Dr Clotet’s research group investigates new therapeutic targets for cancer

To mark European Week Against Cancer, Dr Josep Clotet has highlighted the need to advance our biological understanding of cancer in order to develop more precise and effective treatments.

The research group led by Dr Josep Clotet, professor of Biochemistry and Molecular Biology in the Faculty of Medicine and Health Sciences and researcher in the Department of Biomedical Sciences at UIC Barcelona, has spent the past fifteen years studying the role of polyphosphate in tumour cells to identify new vulnerabilities in cancer. “For many years, we have been searching for elements that are specific to tumour cells and absent from healthy ones,” he explains.

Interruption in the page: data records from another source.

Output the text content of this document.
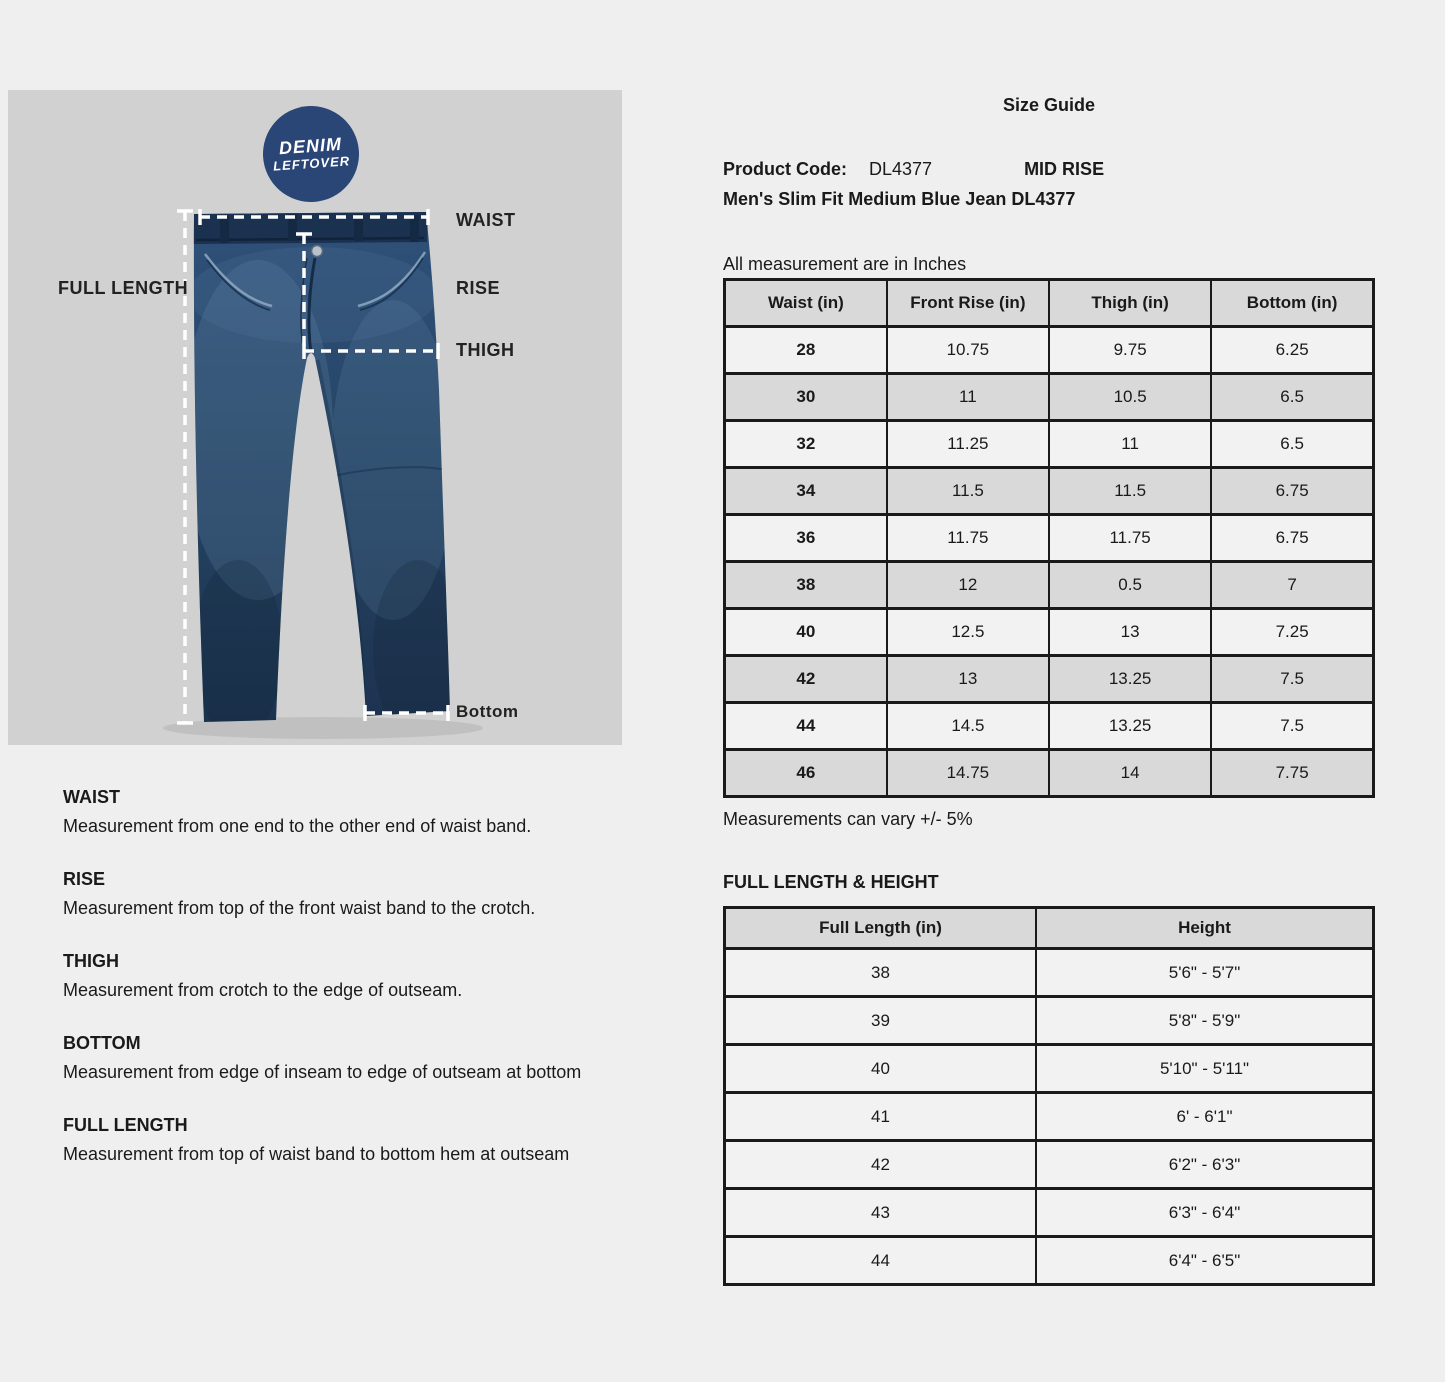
DENIM
LEFTOVER
WAIST
RISE
THIGH
FULL LENGTH
Bottom
WAIST
Measurement from one end to the other end of waist band.
RISE
Measurement from top of the front waist band to the crotch.
THIGH
Measurement from crotch to the edge of outseam.
BOTTOM
Measurement from edge of inseam to edge of outseam at bottom
FULL LENGTH
Measurement from top of waist band to bottom hem at outseam
Size Guide
Product Code: DL4377	MID RISE
Men's Slim Fit Medium Blue Jean DL4377
All measurement are in Inches
Waist (in)	Front Rise (in)	Thigh (in)	Bottom (in)
28	10.75	9.75	6.25
30	11	10.5	6.5
32	11.25	11	6.5
34	11.5	11.5	6.75
36	11.75	11.75	6.75
38	12	0.5	7
40	12.5	13	7.25
42	13	13.25	7.5
44	14.5	13.25	7.5
46	14.75	14	7.75
Measurements can vary +/- 5%
FULL LENGTH & HEIGHT
Full Length (in)	Height
38	5'6" - 5'7"
39	5'8" - 5'9"
40	5'10" - 5'11"
41	6' - 6'1"
42	6'2" - 6'3"
43	6'3" - 6'4"
44	6'4" - 6'5"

The role of lifestyle and ageing in cancer

Beyond his group’s work on polyphosphate, Dr Clotet emphasises that cancer is a complex disease shaped by both genetic and environmental factors. “Cancer is often described as a genetic disease, but it is above all influenced by environment, lifestyle and longevity,” he notes.

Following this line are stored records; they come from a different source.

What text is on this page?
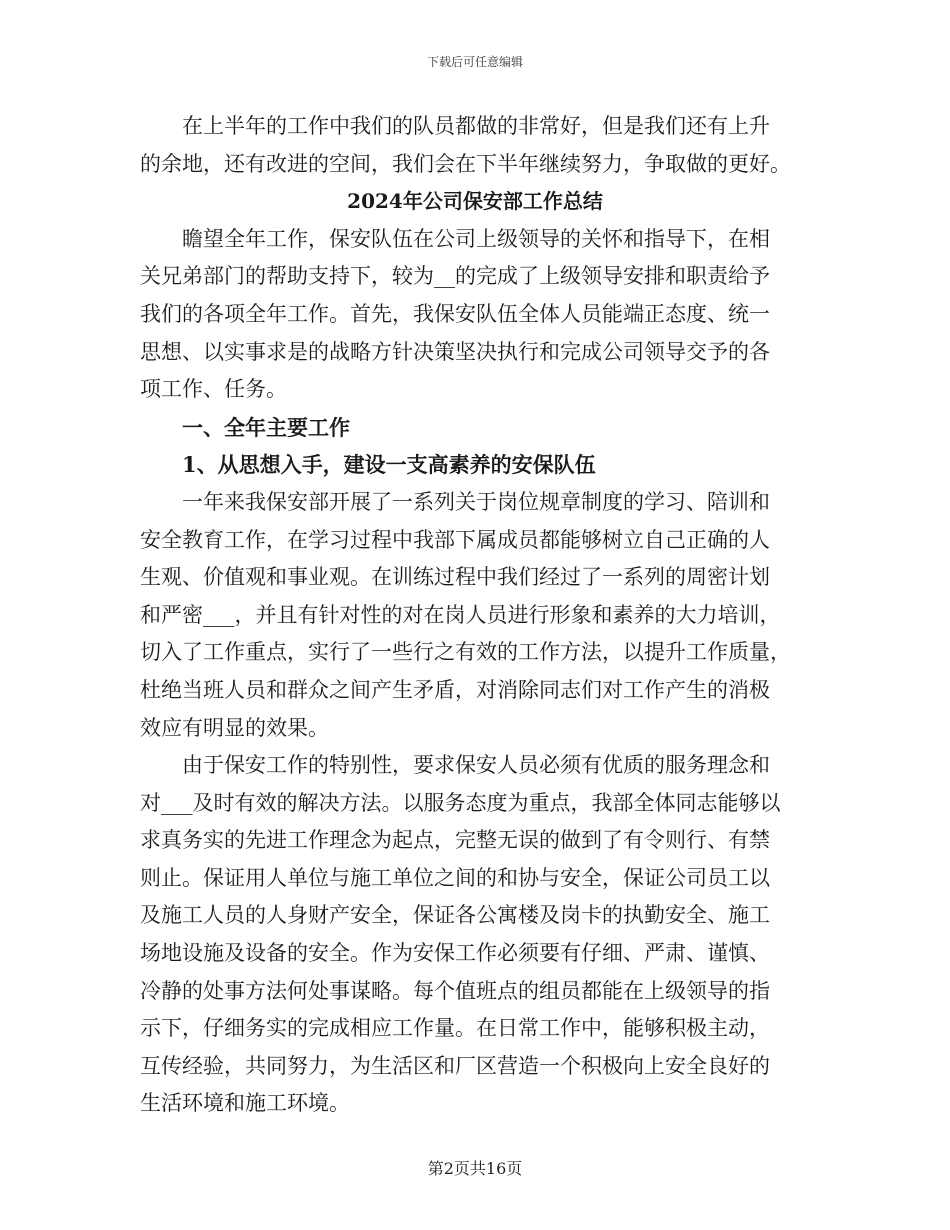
下载后可任意编辑
在上半年的工作中我们的队员都做的非常好，但是我们还有上升
的余地，还有改进的空间，我们会在下半年继续努力，争取做的更好。
2024年公司保安部工作总结
瞻望全年工作，保安队伍在公司上级领导的关怀和指导下，在相
关兄弟部门的帮助支持下，较为__的完成了上级领导安排和职责给予
我们的各项全年工作。首先，我保安队伍全体人员能端正态度、统一
思想、以实事求是的战略方针决策坚决执行和完成公司领导交予的各
项工作、任务。
一、全年主要工作
1、从思想入手，建设一支高素养的安保队伍
一年来我保安部开展了一系列关于岗位规章制度的学习、陪训和
安全教育工作，在学习过程中我部下属成员都能够树立自己正确的人
生观、价值观和事业观。在训练过程中我们经过了一系列的周密计划
和严密___，并且有针对性的对在岗人员进行形象和素养的大力培训，
切入了工作重点，实行了一些行之有效的工作方法，以提升工作质量，
杜绝当班人员和群众之间产生矛盾，对消除同志们对工作产生的消极
效应有明显的效果。
由于保安工作的特别性，要求保安人员必须有优质的服务理念和
对___及时有效的解决方法。以服务态度为重点，我部全体同志能够以
求真务实的先进工作理念为起点，完整无误的做到了有令则行、有禁
则止。保证用人单位与施工单位之间的和协与安全，保证公司员工以
及施工人员的人身财产安全，保证各公寓楼及岗卡的执勤安全、施工
场地设施及设备的安全。作为安保工作必须要有仔细、严肃、谨慎、
冷静的处事方法何处事谋略。每个值班点的组员都能在上级领导的指
示下，仔细务实的完成相应工作量。在日常工作中，能够积极主动，
互传经验，共同努力，为生活区和厂区营造一个积极向上安全良好的
生活环境和施工环境。
第2页共16页
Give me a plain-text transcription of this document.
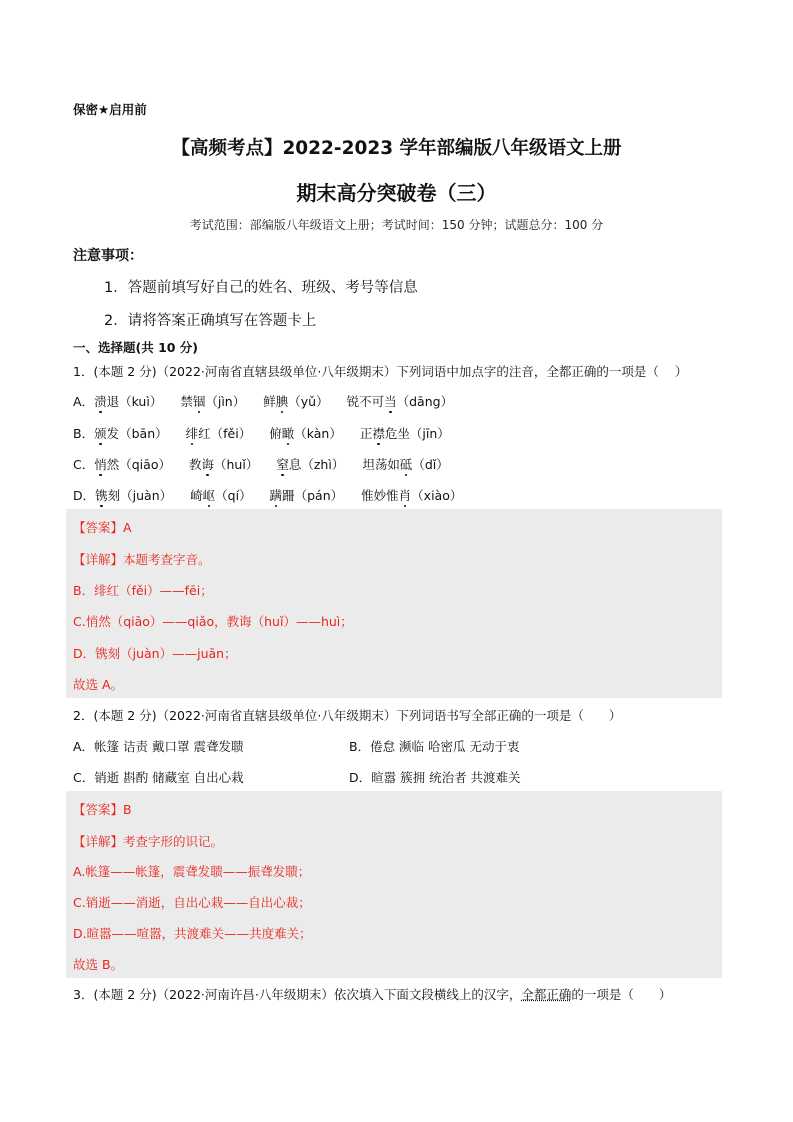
保密★启用前
【高频考点】2022-2023 学年部编版八年级语文上册
期末高分突破卷（三）
考试范围：部编版八年级语文上册；考试时间：150 分钟；试题总分：100 分
注意事项：
1．答题前填写好自己的姓名、班级、考号等信息
2．请将答案正确填写在答题卡上
一、选择题(共 10 分)
1．(本题 2 分)（2022·河南省直辖县级单位·八年级期末）下列词语中加点字的注音，全都正确的一项是（ ）
A．溃退（kuì） 禁锢（jìn） 鲜腆（yǔ） 锐不可当（dāng）
B．颁发（bān） 绯红（fěi） 俯瞰（kàn） 正襟危坐（jīn）
C．悄然（qiāo） 教诲（huǐ） 窒息（zhì） 坦荡如砥（dǐ）
D．镌刻（juàn） 崎岖（qí） 蹒跚（pán） 惟妙惟肖（xiào）
【答案】A
【详解】本题考查字音。
B．绯红（fěi）——fēi；
C.悄然（qiāo）——qiǎo，教诲（huǐ）——huì；
D．镌刻（juàn）——juān；
故选 A。
2．(本题 2 分)（2022·河南省直辖县级单位·八年级期末）下列词语书写全部正确的一项是（　　）
A．帐篷 诘责 戴口罩 震聋发聩	B．倦怠 濒临 哈密瓜 无动于衷
C．销逝 斟酌 储藏室 自出心栽	D．暄嚣 簇拥 统治者 共渡难关
【答案】B
【详解】考查字形的识记。
A.帐篷——帐篷，震聋发聩——振聋发聩；
C.销逝——消逝，自出心栽——自出心裁；
D.暄嚣——喧嚣，共渡难关——共度难关；
故选 B。
3．(本题 2 分)（2022·河南许昌·八年级期末）依次填入下面文段横线上的汉字，全都正确的一项是（　　）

He explains that the body produces altered cells on a daily basis which, under normal circumstances, are prevented from developing into tumours by defence mechanisms such as cellular repair, programmed cell death and the immune system. “When these mechanisms fail, what would not normally appear until the age of 80 or 90 can emerge at 50 or 60, and lifestyle is one of the factors that increases the likelihood of such errors.”

More targeted approaches to treatment

The researcher also stresses that cancer “is not a single disease”, but rather a group of distinct conditions requiring different therapeutic approaches. In this context, he points out that metastasis is increasingly studied as a process in its own right, as it remains the primary cause of cancer-related mortality.

He also notes that many forms of chemotherapy affect healthy tissue and can lead to significant side effects. For this reason, a major focus of current cancer research is the identification of therapeutic targets that are specific to tumour cells. “If we can demonstrate that polyphosphate is localised exclusively in the nucleus of tumour cells, we could be looking at a highly specific therapeutic target,” Dr Clotet concludes.